Multi-valued attributes

With multi-valued attributes, such as the memberOf field in ADFS, the interface is unable to display all values and will display only one. However, all values are read and cached, so are available for functions like permission set rules and attribute release.

Other tabs

Certificates

In the Certificates tab, you can add a second certificate. Use this feature if you need to change a server certificate at your end and want to minimise downtime for users.

Advanced

In the Advanced tab, you can make several changes that are rarely necessary:

  • Switch between SAML versions, should you have a source that can only handle the older SAML 1 profile

  • Switch the profile from Redirect to Post if your source insists on it

  • Enable signing of authentication requests (SHA-1 or SHA-256) if your source requires it 

  • Enable the SAML forceAuthn option (forces your local source to re-authenticate any time the user is sent there - e.g. where users can have multiple affiliations within a consortium and your SAML source's session management makes it difficult for them to change).

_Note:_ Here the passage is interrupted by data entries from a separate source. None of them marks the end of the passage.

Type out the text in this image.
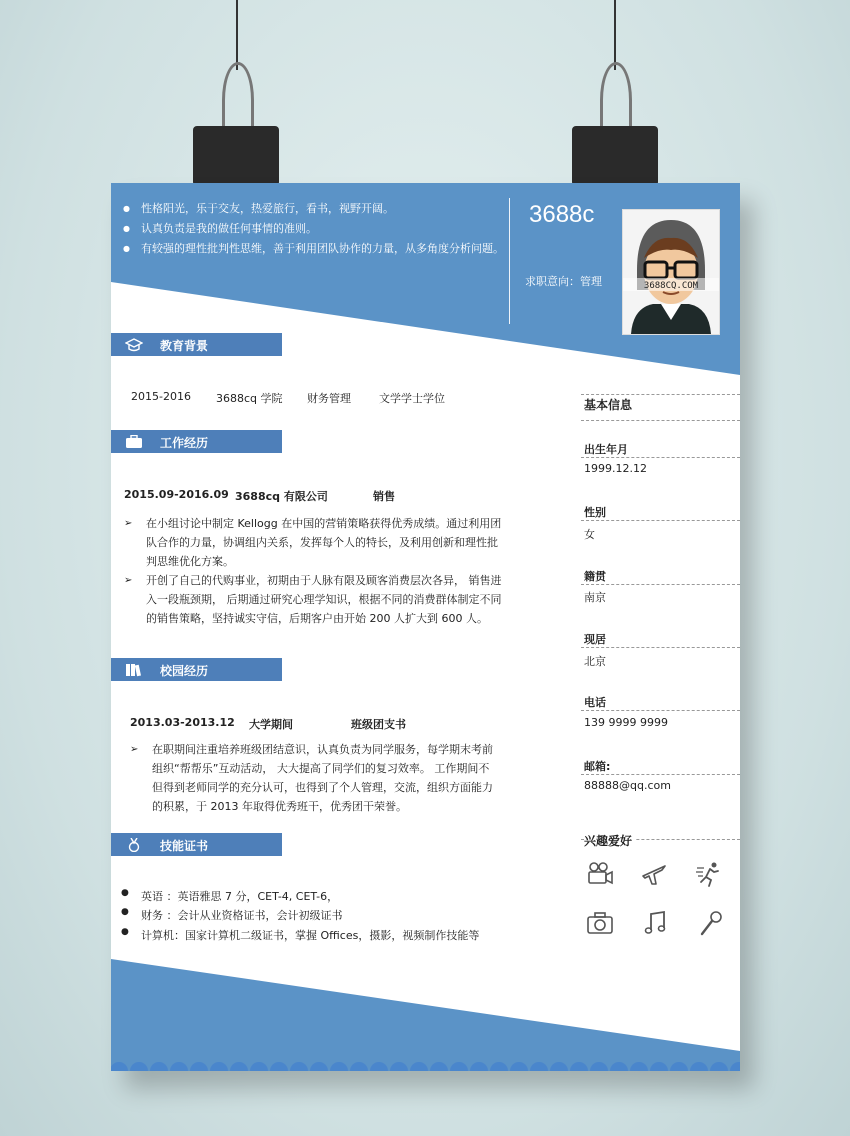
● 性格阳光，乐于交友，热爱旅行，看书，视野开阔。
● 认真负责是我的做任何事情的准则。
● 有较强的理性批判性思维，善于利用团队协作的力量，从多角度分析问题。
3688c
求职意向：管理	3688CQ.COM
教育背景
2015-2016 3688cq 学院 财务管理	文学学士学位
工作经历
2015.09-2016.09 3688cq 有限公司	销售
➢ 在小组讨论中制定 Kellogg 在中国的营销策略获得优秀成绩。通过利用团队合作的力量，协调组内关系，发挥每个人的特长，及利用创新和理性批判思维优化方案。
➢ 开创了自己的代购事业，初期由于人脉有限及顾客消费层次各异， 销售进入一段瓶颈期， 后期通过研究心理学知识，根据不同的消费群体制定不同的销售策略，坚持诚实守信，后期客户由开始 200 人扩大到 600 人。
校园经历
2013.03-2013.12 大学期间	班级团支书
➢ 在职期间注重培养班级团结意识，认真负责为同学服务，每学期末考前组织“帮帮乐”互动活动， 大大提高了同学们的复习效率。 工作期间不但得到老师同学的充分认可，也得到了个人管理，交流，组织方面能力的积累，于 2013 年取得优秀班干，优秀团干荣誉。
技能证书
● 英语 ：英语雅思 7 分，CET-4, CET-6，
● 财务 ：会计从业资格证书，会计初级证书
● 计算机：国家计算机二级证书，掌握 Offices，摄影，视频制作技能等
基本信息
出生年月
1999.12.12
性别
女
籍贯
南京
现居
北京
电话
139 9999 9999
邮箱:
88888@qq.com
兴趣爱好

Anything to watch out for?

The minimum supported TLS version is 1.2.

If you use the Refresh button in the Details tab to refresh the metadata URL, the connection settings will update with values from the metadata including endpoints and certificates. Refreshing won't change the name or any options in the other tabs.

Pseudonymous?

Pseudonymous identifiers are recommended for the unique user attribute to avoid potential problems with data protection legislation, since that identifier will live on for a time in the audit trail after other mapped attributes are cleared.